Since my Daddy passed, I have fallen in love with an insect that was always his favorite:

~The Butterfly~
butterfly

The butterfly’s long journey in the cocoon, their painful process of becoming a butterfly, and then their ultimate accomplishment in spreading their wings and flying, is something to behold.  They have such grace, beauty, and bring such joy and happiness to anyone who sees them.

I have much to say about all that I am learning regarding the metaphor of the butterfly and our spiritual re birthing, but I’m saving that for another post.

Today, I want to want to honor my Daddy and all he is to me today and always.

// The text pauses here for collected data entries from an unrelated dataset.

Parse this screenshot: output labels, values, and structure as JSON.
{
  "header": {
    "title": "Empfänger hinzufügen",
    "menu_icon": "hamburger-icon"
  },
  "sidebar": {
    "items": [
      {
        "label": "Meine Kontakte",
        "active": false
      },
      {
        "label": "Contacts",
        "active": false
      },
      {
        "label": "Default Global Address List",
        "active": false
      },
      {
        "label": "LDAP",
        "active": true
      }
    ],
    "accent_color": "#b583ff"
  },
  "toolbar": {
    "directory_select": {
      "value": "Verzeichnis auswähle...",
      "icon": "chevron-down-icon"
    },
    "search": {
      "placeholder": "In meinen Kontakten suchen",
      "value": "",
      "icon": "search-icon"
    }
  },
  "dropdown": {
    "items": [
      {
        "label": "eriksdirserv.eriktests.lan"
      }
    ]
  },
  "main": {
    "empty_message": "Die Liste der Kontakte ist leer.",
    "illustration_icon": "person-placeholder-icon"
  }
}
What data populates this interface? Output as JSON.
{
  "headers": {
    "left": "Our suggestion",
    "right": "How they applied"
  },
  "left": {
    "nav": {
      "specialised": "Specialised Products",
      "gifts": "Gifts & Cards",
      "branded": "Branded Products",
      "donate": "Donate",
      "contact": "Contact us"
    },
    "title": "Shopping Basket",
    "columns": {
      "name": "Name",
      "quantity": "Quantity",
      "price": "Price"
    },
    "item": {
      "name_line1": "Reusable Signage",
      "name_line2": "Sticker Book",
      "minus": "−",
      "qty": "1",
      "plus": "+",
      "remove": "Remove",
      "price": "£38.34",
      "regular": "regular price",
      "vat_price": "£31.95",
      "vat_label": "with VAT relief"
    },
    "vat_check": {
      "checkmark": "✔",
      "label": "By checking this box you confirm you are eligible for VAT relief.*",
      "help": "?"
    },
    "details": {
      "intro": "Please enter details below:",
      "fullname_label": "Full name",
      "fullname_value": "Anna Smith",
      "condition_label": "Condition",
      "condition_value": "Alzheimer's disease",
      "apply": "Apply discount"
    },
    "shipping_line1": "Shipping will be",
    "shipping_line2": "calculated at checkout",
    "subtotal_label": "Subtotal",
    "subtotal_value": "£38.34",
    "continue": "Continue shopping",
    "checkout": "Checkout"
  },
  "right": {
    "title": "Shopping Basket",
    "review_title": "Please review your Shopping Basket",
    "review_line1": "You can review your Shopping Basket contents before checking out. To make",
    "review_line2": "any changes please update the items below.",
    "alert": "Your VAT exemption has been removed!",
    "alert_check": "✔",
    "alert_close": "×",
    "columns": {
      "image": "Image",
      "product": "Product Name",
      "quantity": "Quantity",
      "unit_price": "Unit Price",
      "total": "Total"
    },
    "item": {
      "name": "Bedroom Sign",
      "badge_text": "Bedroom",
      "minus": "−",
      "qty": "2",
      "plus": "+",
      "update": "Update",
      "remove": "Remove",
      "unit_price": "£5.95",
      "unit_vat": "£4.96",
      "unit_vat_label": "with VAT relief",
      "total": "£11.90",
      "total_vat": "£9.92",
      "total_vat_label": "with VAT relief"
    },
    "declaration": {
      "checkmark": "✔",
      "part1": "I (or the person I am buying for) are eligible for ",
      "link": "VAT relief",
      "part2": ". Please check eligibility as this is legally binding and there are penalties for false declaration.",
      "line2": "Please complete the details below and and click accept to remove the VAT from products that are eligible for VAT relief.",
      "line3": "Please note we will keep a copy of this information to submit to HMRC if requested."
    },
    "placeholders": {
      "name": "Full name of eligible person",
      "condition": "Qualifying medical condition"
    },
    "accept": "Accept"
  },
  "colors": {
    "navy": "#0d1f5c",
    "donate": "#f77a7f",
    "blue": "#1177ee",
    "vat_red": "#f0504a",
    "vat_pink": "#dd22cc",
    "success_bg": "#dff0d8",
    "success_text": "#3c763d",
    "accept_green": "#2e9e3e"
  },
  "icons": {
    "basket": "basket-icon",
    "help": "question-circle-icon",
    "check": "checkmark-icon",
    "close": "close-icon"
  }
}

Today, I proudly wear a butterfly in my hair, accompanied by a white flower, as a tribute to the first man I loved, who now has been given his wings & who’s presence is felt flying around me, like that of a butterfly.

In my Mother’s words, he was “Bigger than Life” and like a butterfly, he could enter a room and bring with him smiles, joy and laughter.

I miss his presence, his hugs, his laughter and that sparkle in his eyes, when he would smile with pride and affection.

He will forever be with me, his words echoing in my heart. I thank God for gifting me with a Daddy who loved God and taught me to love Him just as much!

Happy Father’s Day, Daddy! Enjoy your first Father’s Day with Our Heavenly Father.  I miss you and love you!